I’m not a free enterprise: I do not go along the floor, if everybody votes one way; I will vote the same. My wife will tell you I am more of an imperialist. But I see leadership styles are based on two main criteria: how much you can do for the company and the team and how much the team can do for you.
So, I belong to the former, meaning that I want to see how much I can do for the team and for the team because, if you are holding a leadership position, it is not about yourself. Make sure that everyone is happy. And that you are growing the company at the same time.
What is your vision for WadzPay, and what are some of the first steps you would take toward achieving it
I have seen a lot of payment solutions. I have worked with global MNC companies like ACI, Visa International and MasterCard.
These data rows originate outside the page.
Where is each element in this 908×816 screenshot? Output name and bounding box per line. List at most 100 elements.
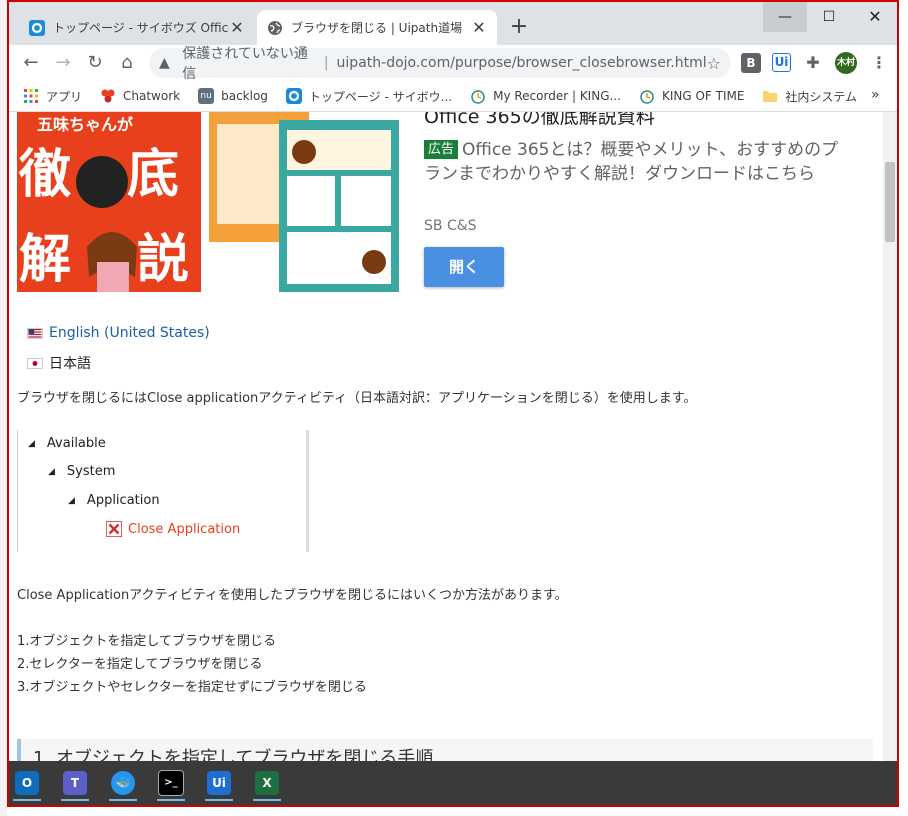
new-tab-button[interactable]: + xyxy=(507,14,531,40)
excel-glyph: X xyxy=(255,771,279,795)
maximize-button[interactable]: ☐ xyxy=(807,2,851,32)
profile-avatar[interactable]: 木村 xyxy=(835,52,857,74)
bookmark-star-icon[interactable]: ☆ xyxy=(707,54,721,73)
method-item-1: 1.オブジェクトを指定してブラウザを閉じる xyxy=(17,634,277,649)
expand-triangle-icon: ◢ xyxy=(68,495,75,506)
svg-text:解: 解 xyxy=(19,230,71,290)
reload-icon[interactable]: ↻ xyxy=(83,51,107,75)
warning-icon: ▲ xyxy=(159,55,170,71)
terminal-glyph: >_ xyxy=(158,770,184,796)
method-item-2: 2.セレクターを指定してブラウザを閉じる xyxy=(17,657,263,672)
ad-description[interactable]: 広告 Office 365とは？概要やメリット、おすすめのプランまでわかりやすく解… xyxy=(424,138,844,186)
excel-icon[interactable]: X xyxy=(249,765,285,801)
bookmark-backlog[interactable]: nu backlog xyxy=(198,88,268,104)
docker-glyph: 🐳 xyxy=(111,771,135,795)
tree-label: Available xyxy=(46,436,106,451)
king-of-time-icon xyxy=(640,90,654,104)
bookmark-apps[interactable]: アプリ xyxy=(23,88,82,105)
outlook-icon[interactable]: O xyxy=(9,765,45,801)
close-tab-icon[interactable]: ✕ xyxy=(229,18,245,37)
activity-tree: ◢ Available ◢ System ◢ Application Close Ap… xyxy=(17,430,309,552)
tree-node-available[interactable]: ◢ Available xyxy=(28,436,106,451)
ad-body-text: Office 365とは？概要やメリット、おすすめのプランまでわかりやすく解説！… xyxy=(424,140,839,184)
bookmark-label: 社内システム xyxy=(785,89,858,104)
ad-badge: 広告 xyxy=(424,140,459,159)
svg-text:説: 説 xyxy=(137,230,189,290)
bookmark-folder-internal[interactable]: 社内システム xyxy=(762,88,857,105)
scrollbar-thumb[interactable] xyxy=(885,162,895,242)
bookmark-cybozu[interactable]: トップページ - サイボウ... xyxy=(285,88,452,105)
tree-label: Close Application xyxy=(128,521,241,537)
terminal-icon[interactable]: >_ xyxy=(153,765,189,801)
language-label: English (United States) xyxy=(49,325,210,341)
ad-booklet-illustration xyxy=(209,112,399,292)
tree-label: System xyxy=(66,464,116,479)
tab-uipath-dojo[interactable]: ブラウザを閉じる | Uipath道場 ✕ xyxy=(257,10,497,45)
recorder-icon xyxy=(471,90,485,104)
running-indicator xyxy=(61,799,89,801)
close-window-button[interactable]: ✕ xyxy=(853,2,897,32)
language-english-link[interactable]: English (United States) xyxy=(27,325,210,341)
windows-taskbar: O T 🐳 >_ Ui X xyxy=(9,761,897,805)
more-bookmarks-button[interactable]: » xyxy=(871,87,880,103)
bookmarks-bar: アプリ Chatwork nu backlog トップページ - サイボウ...… xyxy=(9,81,897,112)
us-flag-icon xyxy=(27,327,43,339)
folder-icon xyxy=(763,91,778,102)
svg-text:底: 底 xyxy=(127,145,179,205)
omnibox-divider: | xyxy=(323,55,329,71)
minimize-button[interactable]: — xyxy=(763,2,807,32)
ad-image-booklet[interactable] xyxy=(209,112,399,292)
back-arrow-icon[interactable]: ← xyxy=(19,51,43,75)
language-japanese-link[interactable]: 日本語 xyxy=(27,353,91,373)
address-bar[interactable]: ▲ 保護されていない通信 | uipath-dojo.com/purpose/b… xyxy=(149,46,731,82)
ad-cover-illustration: 五味ちゃんが 徹 底 解 説 xyxy=(17,112,201,292)
running-indicator xyxy=(253,799,281,801)
outlook-glyph: O xyxy=(15,771,39,795)
bookmark-king-of-time[interactable]: KING OF TIME xyxy=(639,88,744,104)
section-heading: 1. オブジェクトを指定してブラウザを閉じる手順 xyxy=(17,739,873,762)
page-content: 五味ちゃんが 徹 底 解 説 Office 365の徹底解説資料 広告 Offi… xyxy=(9,112,883,762)
tab-bar: トップページ - サイボウズ Office ✕ ブラウザを閉じる | Uipat… xyxy=(9,2,897,45)
close-tab-icon[interactable]: ✕ xyxy=(471,18,487,37)
tree-node-system[interactable]: ◢ System xyxy=(48,464,115,479)
backlog-icon: nu xyxy=(198,88,215,104)
forward-arrow-icon[interactable]: → xyxy=(51,51,75,75)
expand-triangle-icon: ◢ xyxy=(48,466,55,477)
methods-paragraph: Close Applicationアクティビティを使用したブラウザを閉じるにはい… xyxy=(17,588,568,603)
uipath-icon[interactable]: Ui xyxy=(201,765,237,801)
expand-triangle-icon: ◢ xyxy=(28,438,35,449)
language-label: 日本語 xyxy=(49,356,91,372)
ad-source: SB C&S xyxy=(424,218,477,234)
bookmark-label: My Recorder | KING... xyxy=(493,89,621,103)
extensions-puzzle-icon[interactable]: ✚ xyxy=(803,53,823,73)
japan-flag-icon xyxy=(27,357,43,369)
bookmark-label: Chatwork xyxy=(123,89,181,103)
docker-icon[interactable]: 🐳 xyxy=(105,765,141,801)
background-window-edge xyxy=(0,0,7,816)
ad-open-button[interactable]: 開く xyxy=(424,247,504,287)
bookmark-label: backlog xyxy=(221,89,268,103)
bookmark-chatwork[interactable]: Chatwork xyxy=(100,88,180,104)
menu-kebab-icon[interactable]: ⋮ xyxy=(869,53,889,73)
page-scrollbar[interactable] xyxy=(883,112,897,762)
tree-node-application[interactable]: ◢ Application xyxy=(68,493,160,508)
b-extension-icon[interactable]: B xyxy=(741,53,761,73)
method-item-3: 3.オブジェクトやセレクターを指定せずにブラウザを閉じる xyxy=(17,680,367,695)
tab-title: ブラウザを閉じる | Uipath道場 xyxy=(291,21,463,35)
svg-text:徹: 徹 xyxy=(18,145,72,205)
tab-cybozu[interactable]: トップページ - サイボウズ Office ✕ xyxy=(19,10,255,45)
uipath-extension-icon[interactable]: Ui xyxy=(772,53,791,72)
ad-image-cover[interactable]: 五味ちゃんが 徹 底 解 説 xyxy=(17,112,201,292)
home-icon[interactable]: ⌂ xyxy=(115,51,139,75)
ad-title[interactable]: Office 365の徹底解説資料 xyxy=(424,112,655,129)
running-indicator xyxy=(109,799,137,801)
apps-grid-icon xyxy=(24,89,38,103)
bookmark-my-recorder[interactable]: My Recorder | KING... xyxy=(470,88,621,104)
security-status: 保護されていない通信 xyxy=(182,46,308,82)
running-indicator xyxy=(157,799,185,801)
browser-window: トップページ - サイボウズ Office ✕ ブラウザを閉じる | Uipat… xyxy=(7,0,899,807)
uipath-glyph: Ui xyxy=(207,771,231,795)
cybozu-favicon-icon xyxy=(29,19,45,36)
teams-icon[interactable]: T xyxy=(57,765,93,801)
tree-node-close-application[interactable]: Close Application xyxy=(106,521,240,537)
And to be honest with you, our leaders and founders had a very honorable and credible vision to drive WadzPay solutions. We all know right now financial blockchain technology is where the payment industry is blossoming.
It is being adopted across the world at a rapid rate. We are in a very good position: our products are ready and we are able to demonstrate that we are the payment orchestration platform for all kinds of payments, whether digital assets, stablecoins, CBDC, or Fiat.
It is a common payment rail. I have not come across a single company able to do that. Even card scheme companies don’t run on blockchain rails. We can orchestrate all of this under common blockchain rails. At the top, blockchain is a very secure network, so we are able to increase security and mitigate against fraud. One of the first steps we need to do as a company is to educate our team members on the solution which goes beyond a wallet.
Whatever digital assets you want to run through, or even issue Central Bank Digital Currencies, have a cross-border between digital assets and bank accounts, cards for payment, person to person transfers, we are business to business. We are able to do this in a distributed Ledger environment. The first step is to address it with the team members and ensure customer-facing ones such as the sales team can articulate that.
Then the team needs to qualify and quantify who are the customers we want to go for. Sometimes the customer may not know what they want, and they rely on our team to convey the options effectively.
So those are the two key steps that we must take internally and externally, and of course, media plays a vital role. We operate our Singapore HQ, but the world is so big. Very few people have heard of us here from the little red dot. So, we need to work across our offices in Dubai, India, and others to be able to promote our vision and the same common idea. To express our feelings; to share them with the global market; I think that will be the first step towards achieving what we want to do.